Anne Shaw does not usually like being centre of attention on stage.
But behind the scenes she has been an integral part of leadership, education and community groups, which make a real difference.
This tireless work earned Ms Shaw the title of Wangaratta citizen of the year.
She said she was honoured to receive the award and was inspired by her parents, who were role models in community leadership.
“I learned from (my mum) that you don’t need to lead from the front to make a difference, you just get on and do the work,” Ms Shaw said.
The citizen of the year took her opportunity to encourage rural residents to stand up for their towns to influence decision makers.

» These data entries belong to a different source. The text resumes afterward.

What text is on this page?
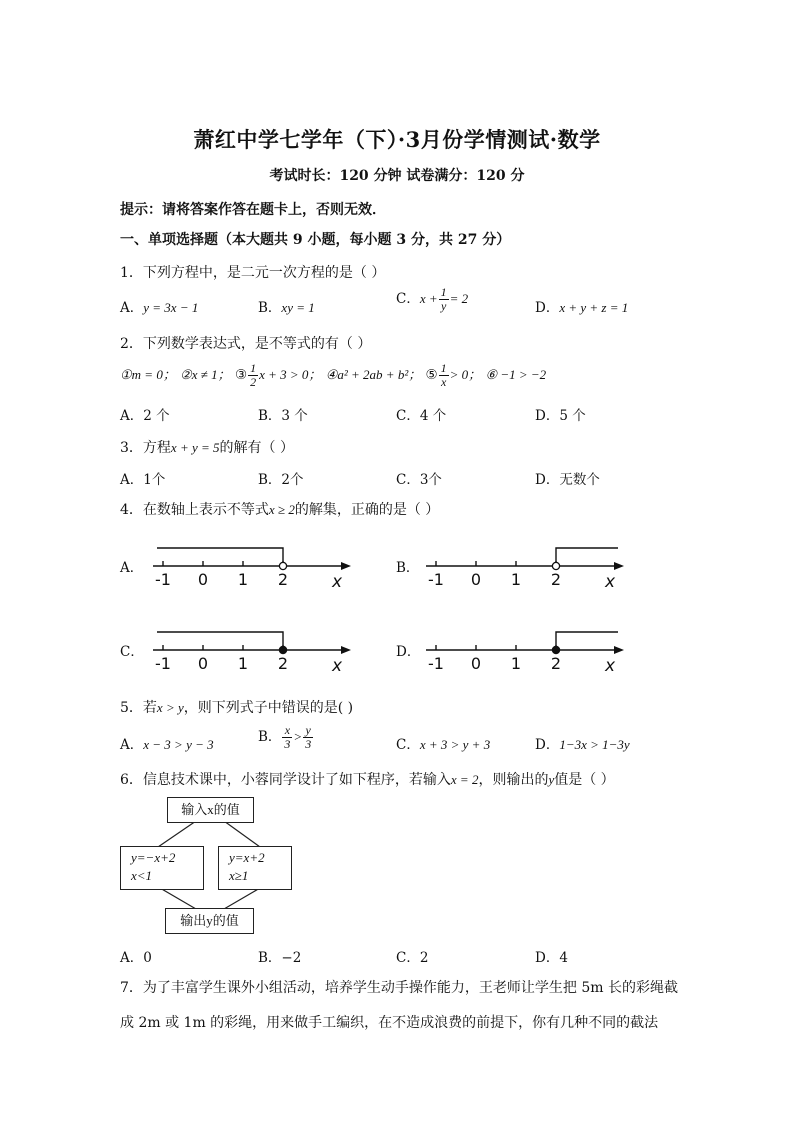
萧红中学七学年（下）·3月份学情测试·数学
考试时长：120 分钟 试卷满分：120 分
提示：请将答案作答在题卡上，否则无效．
一、单项选择题（本大题共 9 小题，每小题 3 分，共 27 分）
1．下列方程中，是二元一次方程的是（ ）
A．y = 3x − 1	B．xy = 1
C．$x + \frac{1}{y} = 2$
D．x + y + z = 1
2．下列数学表达式，是不等式的有（ ）
①m = 0； ②x ≠ 1； ③ $\frac{1}{2}$ x + 3 > 0； ④a² + 2ab + b²； ⑤ $\frac{1}{x} > 0$； ⑥ −1 > −2
A．2 个	B．3 个	C．4 个	D．5 个
3．方程x + y = 5的解有（ ）
A．1个	B．2个	C．3个	D．无数个
4．在数轴上表示不等式x ≥ 2的解集，正确的是（ ）
A．	B．
C．	D．
-1 0 1 2	x	-1 0 1 2	x
-1 0 1 2	x	-1 0 1 2	x
5．若x > y，则下列式子中错误的是( )
A．x − 3 > y − 3	B． $\frac{x}{3} > \frac{y}{3}$	C．x + 3 > y + 3	D．1−3x > 1−3y
6．信息技术课中，小蓉同学设计了如下程序，若输入x = 2，则输出的y值是（ ）
输入x的值
y=−x+2
x<1
y=x+2
x≥1
输出y的值
A．0	B．−2	C．2	D．4
7．为了丰富学生课外小组活动，培养学生动手操作能力，王老师让学生把 5m 长的彩绳截
成 2m 或 1m 的彩绳，用来做手工编织，在不造成浪费的前提下，你有几种不同的截法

“We all need to work together to make sure that Wangaratta continues to be a welcoming, respectful, inclusive place for all of us,” Ms Shaw said while on stage.
“I’d particularly like to see that Wangaratta be able to welcome refugees and asylum seekers if they choose to live here.
“We certainly have plenty to share.”
Council chair of administrators Ailsa Fox said Ms Shaw was able to work ethically and with respect of her peers across various sectors.
“A very genuine and inspiring member of our community, Anne is imaginative, enduring and encouraging,” he said.
“She's been part of, or is connected in some way, to a plethora of community groups in Wangaratta.
“For some she's a direct volunteer, others she's a quiet supporter and for many she's mentoring or acting as a discrete sounding board for their directors or leaders.”
Marcel Tonini was named as Wangaratta’s young citizen of the year as a “shining star” with broad community involvement at just 17 years old.
He was the youth council deputy mayor and played a key role with the trumpet at Anzac and Remembrance Day services during the 2015 centenary year.
The opening of Greta’s WWI memorial wall and honour board, featuring the names of 52 men who served in the war, was also named community event of the year.